Skip to content

perth-seo-agency/automate-redirects-for-migrations

Repository files navigation

Automate Redirect URL Matching for Site Migrations ⚡️🔀

By Daniel Emery


👉🏼 What It Is

This is a Python tool for Streamlit that automates redirect mappings during site migrations by matching URLs from an old site to a new site based on content similarity. Users can interactively choose the relevant columns from their CSV data for URL matching through a web interface.

👉🏼 What It's Made With:

  • faiss-cpu: A library for efficient similarity search and clustering of dense vectors.
  • sentence-transformers: A Python framework for state-of-the-art sentence, text, and image embeddings.
  • pandas: An open-source data manipulation and analysis library.
  • streamlit: An open-source app framework for Machine Learning and Data Science projects.

👉🏼 How You Use It:

  1. Prepare origin.csv and destination.csv with the page URL in the first column, followed by titles, meta descriptions, and headings.
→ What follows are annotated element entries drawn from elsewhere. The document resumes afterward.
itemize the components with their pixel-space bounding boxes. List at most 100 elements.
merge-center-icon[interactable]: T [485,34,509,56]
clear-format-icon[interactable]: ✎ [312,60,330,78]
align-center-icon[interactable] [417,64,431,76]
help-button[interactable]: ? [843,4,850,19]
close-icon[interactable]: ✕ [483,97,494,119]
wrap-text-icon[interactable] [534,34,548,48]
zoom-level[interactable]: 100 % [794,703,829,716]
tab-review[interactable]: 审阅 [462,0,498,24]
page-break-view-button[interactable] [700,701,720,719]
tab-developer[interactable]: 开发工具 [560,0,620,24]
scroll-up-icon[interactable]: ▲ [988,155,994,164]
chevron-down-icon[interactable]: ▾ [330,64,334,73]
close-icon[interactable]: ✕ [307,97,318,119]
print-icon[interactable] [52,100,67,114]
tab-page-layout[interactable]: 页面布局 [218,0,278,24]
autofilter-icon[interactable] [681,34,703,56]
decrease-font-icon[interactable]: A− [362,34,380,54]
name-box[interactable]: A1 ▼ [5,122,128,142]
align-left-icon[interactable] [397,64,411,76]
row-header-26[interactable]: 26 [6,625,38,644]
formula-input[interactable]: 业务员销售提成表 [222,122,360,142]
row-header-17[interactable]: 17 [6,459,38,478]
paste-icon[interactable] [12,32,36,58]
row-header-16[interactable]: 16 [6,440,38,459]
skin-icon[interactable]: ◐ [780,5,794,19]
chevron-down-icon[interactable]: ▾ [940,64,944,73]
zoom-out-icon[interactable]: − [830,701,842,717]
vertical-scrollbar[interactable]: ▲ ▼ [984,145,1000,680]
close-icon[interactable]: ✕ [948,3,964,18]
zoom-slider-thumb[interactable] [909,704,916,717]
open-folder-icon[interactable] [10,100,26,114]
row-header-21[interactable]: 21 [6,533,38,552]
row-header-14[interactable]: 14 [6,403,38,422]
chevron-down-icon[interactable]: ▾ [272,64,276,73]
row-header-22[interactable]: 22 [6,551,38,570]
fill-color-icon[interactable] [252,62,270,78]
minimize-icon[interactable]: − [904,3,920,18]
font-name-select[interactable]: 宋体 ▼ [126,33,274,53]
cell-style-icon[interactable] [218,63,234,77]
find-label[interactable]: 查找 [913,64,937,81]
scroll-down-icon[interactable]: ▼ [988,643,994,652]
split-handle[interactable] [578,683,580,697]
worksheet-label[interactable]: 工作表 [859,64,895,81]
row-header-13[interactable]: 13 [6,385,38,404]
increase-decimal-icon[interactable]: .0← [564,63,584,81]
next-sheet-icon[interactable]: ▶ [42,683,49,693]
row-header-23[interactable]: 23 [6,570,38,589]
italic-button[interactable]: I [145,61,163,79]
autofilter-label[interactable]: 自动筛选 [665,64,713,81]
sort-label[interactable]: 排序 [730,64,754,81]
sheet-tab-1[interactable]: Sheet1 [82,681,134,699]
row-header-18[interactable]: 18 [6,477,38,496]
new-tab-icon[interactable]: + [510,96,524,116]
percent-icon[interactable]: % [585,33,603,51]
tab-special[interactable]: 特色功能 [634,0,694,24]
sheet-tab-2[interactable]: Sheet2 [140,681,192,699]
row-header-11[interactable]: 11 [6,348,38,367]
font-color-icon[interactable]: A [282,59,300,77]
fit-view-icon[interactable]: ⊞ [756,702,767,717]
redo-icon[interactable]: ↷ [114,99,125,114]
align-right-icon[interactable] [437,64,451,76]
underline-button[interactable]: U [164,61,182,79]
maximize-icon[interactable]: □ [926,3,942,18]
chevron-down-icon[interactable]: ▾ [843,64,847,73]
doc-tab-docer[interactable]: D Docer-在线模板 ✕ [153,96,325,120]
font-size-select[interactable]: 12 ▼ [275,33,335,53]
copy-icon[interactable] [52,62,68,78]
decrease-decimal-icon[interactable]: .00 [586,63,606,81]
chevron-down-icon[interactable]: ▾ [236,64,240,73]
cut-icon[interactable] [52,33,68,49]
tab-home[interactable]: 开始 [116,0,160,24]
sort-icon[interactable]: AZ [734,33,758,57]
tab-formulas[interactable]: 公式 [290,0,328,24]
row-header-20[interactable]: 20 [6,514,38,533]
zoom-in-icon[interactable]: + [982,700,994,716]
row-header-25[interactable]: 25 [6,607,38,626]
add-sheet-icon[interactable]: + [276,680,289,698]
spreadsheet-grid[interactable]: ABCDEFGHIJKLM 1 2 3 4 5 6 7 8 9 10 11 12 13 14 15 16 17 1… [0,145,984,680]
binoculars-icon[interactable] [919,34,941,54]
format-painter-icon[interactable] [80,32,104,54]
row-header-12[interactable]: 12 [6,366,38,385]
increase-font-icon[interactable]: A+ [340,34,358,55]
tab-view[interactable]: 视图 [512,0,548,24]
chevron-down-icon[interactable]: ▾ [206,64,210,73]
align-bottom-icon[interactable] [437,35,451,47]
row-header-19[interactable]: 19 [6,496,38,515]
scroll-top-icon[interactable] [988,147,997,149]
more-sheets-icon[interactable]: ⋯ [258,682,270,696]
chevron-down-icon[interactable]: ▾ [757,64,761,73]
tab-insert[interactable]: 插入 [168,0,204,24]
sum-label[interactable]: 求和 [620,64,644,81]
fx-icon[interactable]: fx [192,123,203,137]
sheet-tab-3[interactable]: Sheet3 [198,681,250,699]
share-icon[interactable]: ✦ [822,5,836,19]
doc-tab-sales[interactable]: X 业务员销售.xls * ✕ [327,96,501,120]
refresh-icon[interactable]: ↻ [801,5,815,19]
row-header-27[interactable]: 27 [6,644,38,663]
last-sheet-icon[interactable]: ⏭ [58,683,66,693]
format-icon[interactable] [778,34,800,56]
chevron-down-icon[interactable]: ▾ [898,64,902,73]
Remove unwanted URLs and duplicates.
  2. Run the Streamlit app using the Redirect Matchmaker Script.
  3. Upload the origin.csv and destination.csv files through the Streamlit interface.
  4. Select columns for matching using the interactive Streamlit widgets.
  5. Click "Run" to initiate the matching process.
  6. The app will process the data and create output.csv with matched URLs and a similarity score.
  7. Review and manually correct any inaccuracies in output.csv directly in the app.
  8. Download output.csv directly from the Streamlit app interface.

Note: Ensure only URLs with a 200 status code and without UTM parameters, etc., are used.